A driver was driving north on a local road when his car went out of control, crossed the center line, and struck the vehicle of another driver who was driving south on the same road. Immediately after the accident, an off-duty officer came by and photographed the accident scene for the police report. In a suit between the drivers, the plaintiff seeks to introduce the photograph taken by the officer. The officer is present in court but has not been called as a witness.

Is the photograph of the scene of the accident admissible?

A Yes, because the photograph was taken by a police officer who took the photo for an official report..

B Yes, because the officer is available to testify at trial.
C No, because a proper foundation has not been laid.

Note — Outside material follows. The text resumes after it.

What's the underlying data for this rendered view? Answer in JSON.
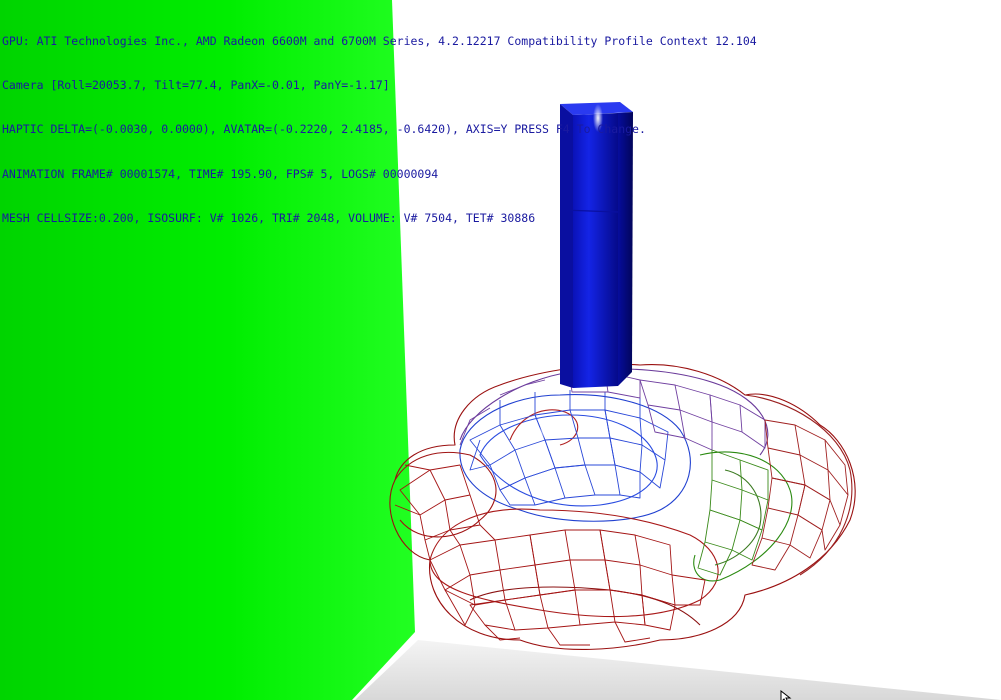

D No, because of the best evidence rule.

A

The photograph is not admissible because a proper foundation has not been laid. To be admissible, a photograph must be identified by a witness as a portrayal of certain facts relevant to the issue, and verified by the witness as a correct representation of those facts. It is sufficient if the identifying witness is familiar with the scene or object that is depicted. Here, the photograph taken by the officer must be verified by a witness who is familiar with the accident scene as an accurate representation of that scene. Absent such verification and identification (i.e., a proper foundation), the photograph is not admissible. (A) is incorrect because a photograph’s admissibility does not require that the photographer be a police officer or that the photograph be taken for an official report. The identity of the photographer and the purpose for which the photograph was taken are irrelevant to the issue of admissibility of the photograph. (B) is incorrect because the photographer need not be available to testify at trial. To authenticate a photograph, any person familiar with the scene may authenticate the photograph. (D) is incorrect because the best evidence rule (also known as the original document rule) is inapplicable to these facts. The best evidence rule states that in proving the terms of a writing (including a photograph), where the terms are material, the original writing must be produced. Secondary evidence of the writing, such as oral testimony regarding the writing’s contents, is permitted only after it has been shown that the original is unavailable for some reason other than the serious misconduct of the proponent. [Fed. R. Evid. 1002] Here, the admissibility of the original photograph is in issue. A copy of the photograph is not being offered. Thus, no problem arises under the best evidence rule.